Dermatomyositis and polymyositis are disabling rheumatic diseases characterized by an appreciable number of T cells infiltrating muscle tissue. The precise phenotype, function and specificity of these cells remain elusive. In this study, we aimed to characterize T cells in muscle tissue and circulation and to investigate their association to clinical phenotype. Twenty-four patients with dermatomyositis and 42 with polymyositis were screened for frequency of CD4+CD28(null) and CD8+CD28(null) T cells in peripheral blood by flow cytometry. Presence of these cells in inflamed muscle tissue from 13 of these patients was analyzed by three-color immunofluorescence microscopy. Effector functions, proliferation and Ag specificity were analyzed by flow cytometry after in vitro stimulation. The clinical relevance of CD28(null) T cells was analyzed by multiple regression analyses including six separate and combined disease variables.
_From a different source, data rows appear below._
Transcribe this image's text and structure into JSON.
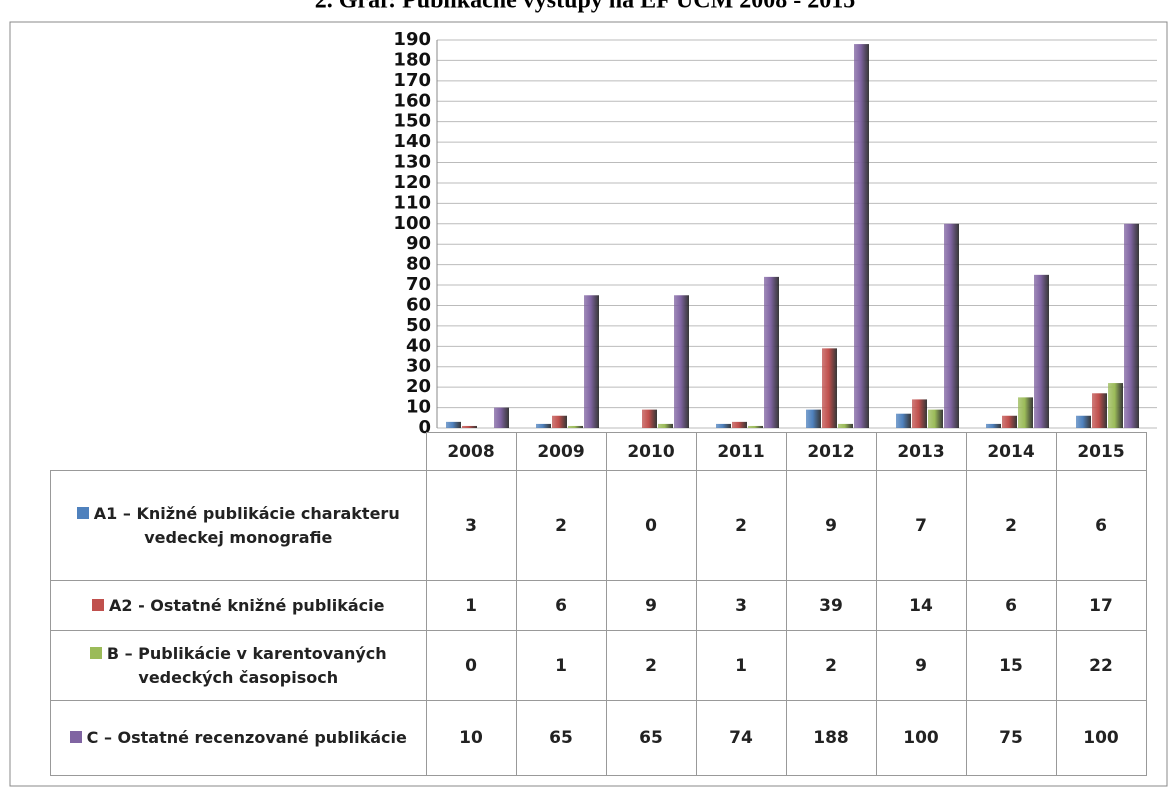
{
  "chart_data": {
    "type": "bar",
    "title": "2. Graf: Publikačné výstupy na EF UCM 2008 - 2015",
    "categories": [
      "2008",
      "2009",
      "2010",
      "2011",
      "2012",
      "2013",
      "2014",
      "2015"
    ],
    "series": [
      {
        "name": "A1 – Knižné publikácie charakteru vedeckej monografie",
        "color": "#4f81bd",
        "values": [
          3,
          2,
          0,
          2,
          9,
          7,
          2,
          6
        ]
      },
      {
        "name": "A2 -  Ostatné knižné publikácie",
        "color": "#c0504d",
        "values": [
          1,
          6,
          9,
          3,
          39,
          14,
          6,
          17
        ]
      },
      {
        "name": "B – Publikácie v karentovaných vedeckých časopisoch",
        "color": "#9bbb59",
        "values": [
          0,
          1,
          2,
          1,
          2,
          9,
          15,
          22
        ]
      },
      {
        "name": "C – Ostatné recenzované publikácie",
        "color": "#8064a2",
        "values": [
          10,
          65,
          65,
          74,
          188,
          100,
          75,
          100
        ]
      }
    ],
    "ylim": [
      0,
      190
    ],
    "yticks": [
      0,
      10,
      20,
      30,
      40,
      50,
      60,
      70,
      80,
      90,
      100,
      110,
      120,
      130,
      140,
      150,
      160,
      170,
      180,
      190
    ],
    "grid": true
  }
}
We demonstrate that muscle-infiltrating T cells are predominantly CD4+CD28(null) and CD8+CD28(null) T cells in patients with dermatomyositis and polymyositis. Muscle-infiltrating CD28(null) T cells were found already at time of diagnosis. Disease activity correlated with the frequency of CD8+ T cells in the inflamed muscles of polymyositis patients. Circulating CD4+CD28(null) and CD8+CD28(null) T cells were significantly more frequent in human CMV (HCMV) seropositive individuals, responded to HCMV Ag stimulation, and correlated with disease duration. These cells also display a proinflammatory cytokine profile, contain perforin and lack the costimulatory molecule CD28. Our observations imply that CD28(null) T cells represent clinically important effector cells in dermatomyositis and polymyositis, and that HCMV might play a role in propagating disease in a subset of patients.